About 250 people were injured in Amman on Friday in clashes between fans after Jordan’s largest Palestinian soccer team beat a rival local team, hospital staff said.
Matches between the rival teams have a long history of violence, mirroring the divisions between the country’s majority Palestinians and native Jordanians, mostly tribes who inhabited the East Bank of the Jordan River before the influx of Palestinians after the creation of Israel in 1948.
Witnesses said that the violence erupted after the Palestinian Wihdat team won a crucial match 1-0 against the Jordanian Faisali team to qualify them for the domestic league.
PHOTO: REUTERS
Riot police fired teargas and sealed off the stadium’s exits, triggering a stampede in which a large metal fence separating the crowds from the playing field collapsed, witnesses said.
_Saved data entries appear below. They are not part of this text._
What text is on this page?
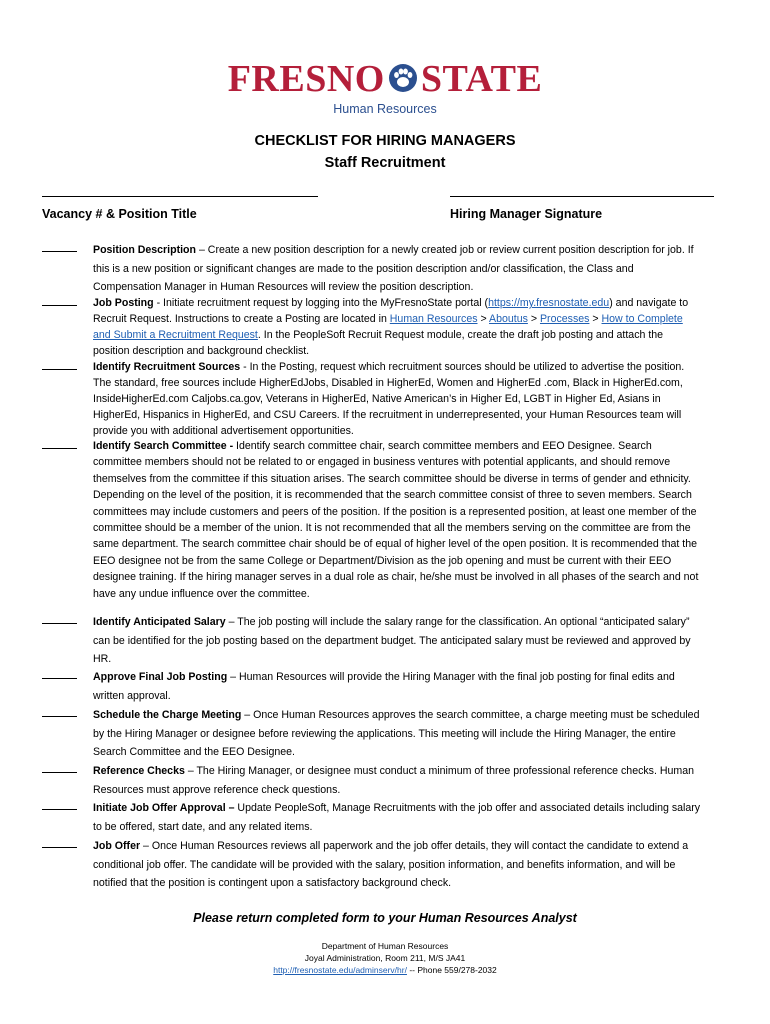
FRESNO STATE
Human Resources
CHECKLIST FOR HIRING MANAGERS
Staff Recruitment
Vacancy # & Position Title	Hiring Manager Signature
Position Description – Create a new position description for a newly created job or review current position description for job. If this is a new position or significant changes are made to the position description and/or classification, the Class and Compensation Manager in Human Resources will review the position description.
Job Posting - Initiate recruitment request by logging into the MyFresnoState portal (https://my.fresnostate.edu) and navigate to Recruit Request. Instructions to create a Posting are located in Human Resources > Aboutus > Processes > How to Complete and Submit a Recruitment Request. In the PeopleSoft Recruit Request module, create the draft job posting and attach the position description and background checklist.
Identify Recruitment Sources - In the Posting, request which recruitment sources should be utilized to advertise the position. The standard, free sources include HigherEdJobs, Disabled in HigherEd, Women and HigherEd .com, Black in HigherEd.com, InsideHigherEd.com Caljobs.ca.gov, Veterans in HigherEd, Native American’s in Higher Ed, LGBT in Higher Ed, Asians in HigherEd, Hispanics in HigherEd, and CSU Careers. If the recruitment in underrepresented, your Human Resources team will provide you with additional advertisement opportunities.
Identify Search Committee - Identify search committee chair, search committee members and EEO Designee. Search committee members should not be related to or engaged in business ventures with potential applicants, and should remove themselves from the committee if this situation arises. The search committee should be diverse in terms of gender and ethnicity. Depending on the level of the position, it is recommended that the search committee consist of three to seven members. Search committees may include customers and peers of the position. If the position is a represented position, at least one member of the committee should be a member of the union. It is not recommended that all the members serving on the committee are from the same department. The search committee chair should be of equal of higher level of the open position. It is recommended that the EEO designee not be from the same College or Department/Division as the job opening and must be current with their EEO designee training. If the hiring manager serves in a dual role as chair, he/she must be involved in all phases of the search and not have any undue influence over the committee.
Identify Anticipated Salary – The job posting will include the salary range for the classification. An optional “anticipated salary” can be identified for the job posting based on the department budget. The anticipated salary must be reviewed and approved by HR.
Approve Final Job Posting – Human Resources will provide the Hiring Manager with the final job posting for final edits and written approval.
Schedule the Charge Meeting – Once Human Resources approves the search committee, a charge meeting must be scheduled by the Hiring Manager or designee before reviewing the applications. This meeting will include the Hiring Manager, the entire Search Committee and the EEO Designee.
Reference Checks – The Hiring Manager, or designee must conduct a minimum of three professional reference checks. Human Resources must approve reference check questions.
Initiate Job Offer Approval – Update PeopleSoft, Manage Recruitments with the job offer and associated details including salary to be offered, start date, and any related items.
Job Offer – Once Human Resources reviews all paperwork and the job offer details, they will contact the candidate to extend a conditional job offer. The candidate will be provided with the salary, position information, and benefits information, and will be notified that the position is contingent upon a satisfactory background check.
Please return completed form to your Human Resources Analyst
Department of Human Resources
Joyal Administration, Room 211, M/S JA41
http://fresnostate.edu/adminserv/hr/ -- Phone 559/278-2032
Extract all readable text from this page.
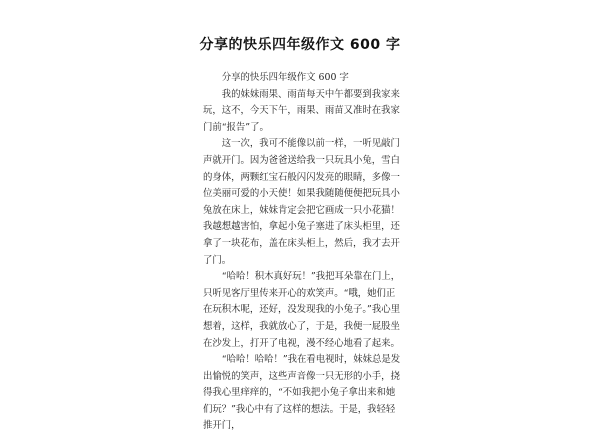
分享的快乐四年级作文 600 字

分享的快乐四年级作文 600 字

我的妹妹雨果、雨苗每天中午都要到我家来玩，这不，今天下午，雨果、雨苗又准时在我家门前“报告”了。

这一次，我可不能像以前一样，一听见敲门声就开门。因为爸爸送给我一只玩具小兔，雪白的身体，两颗红宝石般闪闪发亮的眼睛，多像一位美丽可爱的小天使！如果我随随便便把玩具小兔放在床上，妹妹肯定会把它画成一只小花猫！我越想越害怕，拿起小兔子塞进了床头柜里，还拿了一块花布，盖在床头柜上，然后，我才去开了门。

“哈哈！积木真好玩！”我把耳朵靠在门上，只听见客厅里传来开心的欢笑声。“哦，她们正在玩积木呢，还好，没发现我的小兔子。”我心里想着，这样，我就放心了，于是，我便一屁股坐在沙发上，打开了电视，漫不经心地看了起来。

“哈哈！哈哈！”我在看电视时，妹妹总是发出愉悦的笑声，这些声音像一只无形的小手，挠得我心里痒痒的，“不如我把小兔子拿出来和她们玩？”我心中有了这样的想法。于是，我轻轻推开门，
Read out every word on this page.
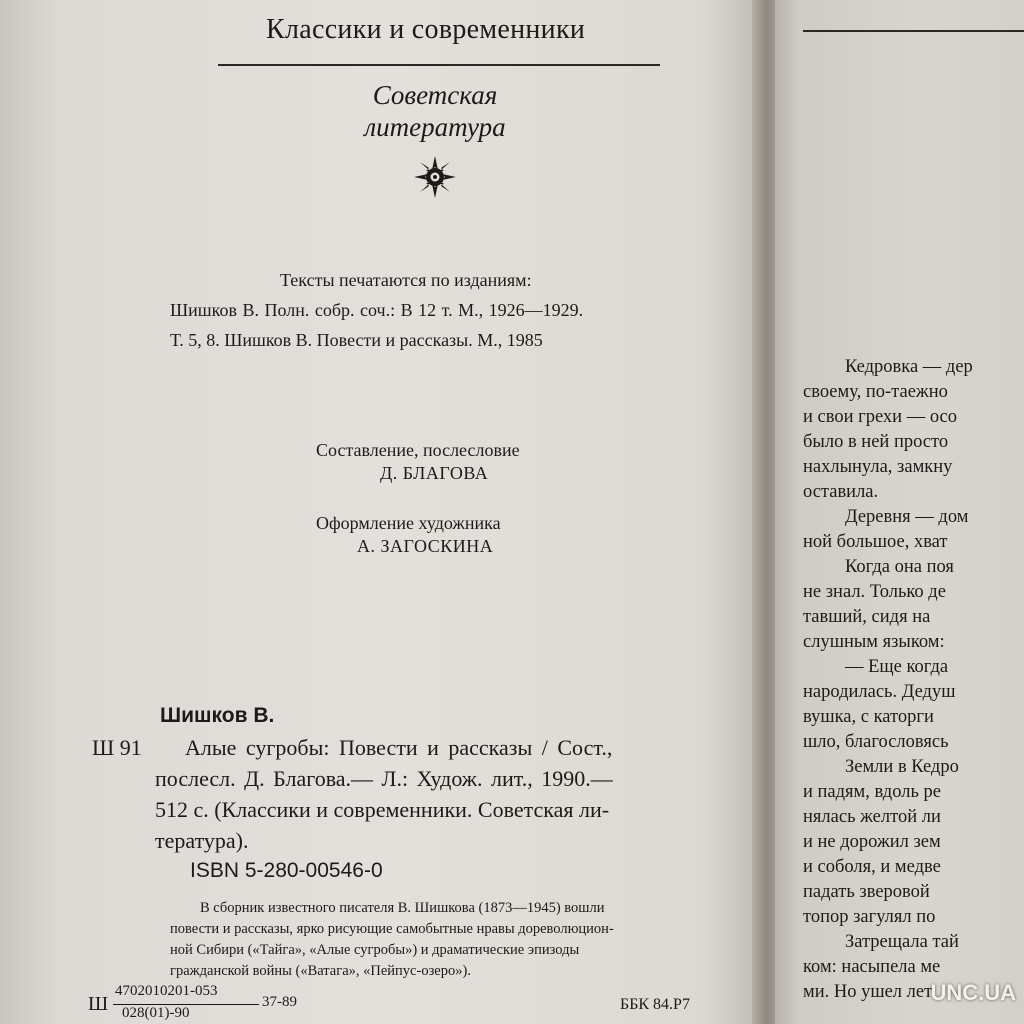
Классики и современники
Советская
литература
Тексты печатаются по изданиям:
Шишков В. Полн. собр. соч.: В 12 т. М., 1926—1929.
Т. 5, 8. Шишков В. Повести и рассказы. М., 1985
Составление, послесловие
Д. БЛАГОВА
Оформление художника
А. ЗАГОСКИНА
Шишков В.
Ш 91 Алые сугробы: Повести и рассказы / Сост.,
послесл. Д. Благова.— Л.: Худож. лит., 1990.—
512 с. (Классики и современники. Советская ли-
тература).
ISBN 5-280-00546-0
В сборник известного писателя В. Шишкова (1873—1945) вошли
повести и рассказы, ярко рисующие самобытные нравы дореволюцион-
ной Сибири («Тайга», «Алые сугробы») и драматические эпизоды
гражданской войны («Ватага», «Пейпус-озеро»).
Ш
4702010201-053
028(01)-90
37-89	ББК 84.Р7
Кедровка — дер
своему, по-таежно
и свои грехи — осо
было в ней просто
нахлынула, замкну
оставила.
Деревня — дом
ной большое, хват
Когда она поя
не знал. Только де
тавший, сидя на
слушным языком:
— Еще когда
народилась. Дедуш
вушка, с каторги
шло, благословясь
Земли в Кедро
и падям, вдоль ре
нялась желтой ли
и не дорожил зем
и соболя, и медве
падать зверовой
топор загулял по
Затрещала тай
ком: насыпела ме
ми. Но ушел лет
UNC.UA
“What we saw today was a massacre led by the gendarme forces who acted without wisdom. If they had a sense of national duty they would have protected these crowds because this is their duty and there was no rival crowd in the stadium. They instigated the trouble,” Wihdat president Tareq Khoury told reporters.
Despite making up a majority in the country, Jordanians of Palestinian origin are marginalized in the government and barred from entry into the army and security forces.
Jordanian Deputy Prime Minister and official spokesman Ayman Safadi told the state news agency Petra the authorities intervened to restore order after bottle throwing from inside the stadium.
He said 150 people, including 25 police officers, were taken to hospital with injuries.
Witnesses blamed the police for preventing the Wihdat team fans from leaving the stadium as angry Faisali supporters threw stones at them from outside after their team lost.
Many Wihdat supporters say the police are biased against them and reacted to their victory over Faisali, a soccer team that is viewed as a fertile ground for Jordanian nationalists.